When we arrived, we left our kids in the preschool room with a dozen other children and two adults. After the event, we returned to pick up our sons. The caregivers were chatting with each other while my friend's child busied himself with toy trucks. I didn't see my child. Not yet concerned, I checked around the room, but he wasn't there.
When it became clear the caregivers had no idea when he left or with whom he'd left, my anger was second only to my terror. Imagining my three-year-old abducted, or wandering into traffic, I began to panic. Fortunately, he was found roaming the hallways. But the damage had been done; I never set foot in that church again.
Whenever churches open their doors to the public they expose themselves to both opportunity and risk. A well-run event maximizes the opportunity and takes precautions against the risk.
Communication is key
How do churches ensure the success of their promotional endeavors and protect themselves from liability? Tracy Baer, Event Manager for Christ Community Church (CCC) in South Elgin, Illinois and Don Corbisello, Business Administrator for Christian Life Center (CLC) in Bensalem, Pennsylvania shared their insights.
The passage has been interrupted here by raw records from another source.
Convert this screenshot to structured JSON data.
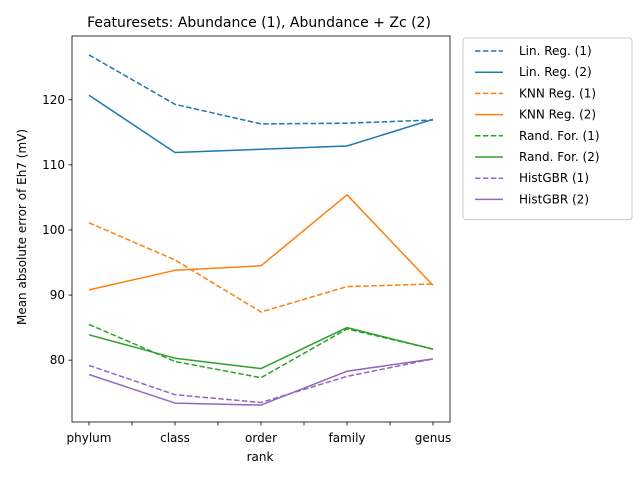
{
  "chart_data": {
    "type": "line",
    "title": "Featuresets: Abundance (1), Abundance + Zc (2)",
    "xlabel": "rank",
    "ylabel": "Mean absolute error of Eh7 (mV)",
    "categories": [
      "phylum",
      "class",
      "order",
      "family",
      "genus"
    ],
    "yticks": [
      80,
      90,
      100,
      110,
      120
    ],
    "ylim": [
      70.5,
      129.8
    ],
    "legend_position": "outside-right",
    "grid": false,
    "series": [
      {
        "name": "Lin. Reg. (1)",
        "color": "#1f77b4",
        "dashed": true,
        "values": [
          126.9,
          119.3,
          116.3,
          116.4,
          116.9
        ]
      },
      {
        "name": "Lin. Reg. (2)",
        "color": "#1f77b4",
        "dashed": false,
        "values": [
          120.7,
          111.9,
          112.4,
          112.9,
          117.0
        ]
      },
      {
        "name": "KNN Reg. (1)",
        "color": "#ff7f0e",
        "dashed": true,
        "values": [
          101.1,
          95.4,
          87.4,
          91.3,
          91.7
        ]
      },
      {
        "name": "KNN Reg. (2)",
        "color": "#ff7f0e",
        "dashed": false,
        "values": [
          90.8,
          93.8,
          94.5,
          105.4,
          91.5
        ]
      },
      {
        "name": "Rand. For. (1)",
        "color": "#2ca02c",
        "dashed": true,
        "values": [
          85.5,
          79.8,
          77.3,
          84.8,
          81.7
        ]
      },
      {
        "name": "Rand. For. (2)",
        "color": "#2ca02c",
        "dashed": false,
        "values": [
          83.9,
          80.3,
          78.7,
          85.0,
          81.7
        ]
      },
      {
        "name": "HistGBR (1)",
        "color": "#9467bd",
        "dashed": true,
        "values": [
          79.2,
          74.7,
          73.5,
          77.5,
          80.2
        ]
      },
      {
        "name": "HistGBR (2)",
        "color": "#9467bd",
        "dashed": false,
        "values": [
          77.8,
          73.4,
          73.1,
          78.3,
          80.2
        ]
      }
    ]
  }
}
Tracy has managed many large-scale events including one featuring a 13-foot-tall cucumber named Larry—that's right, Larry the Cucumber of Veggie Tales fame. Others have included hosting contemporary Christian artists such as Superchick, Salvador, and the 33 Miles/Avalon concert. Tracy's church regularly hosts a comedy club, which has been a sold-out event for three years at all three Christ Community Church campuses.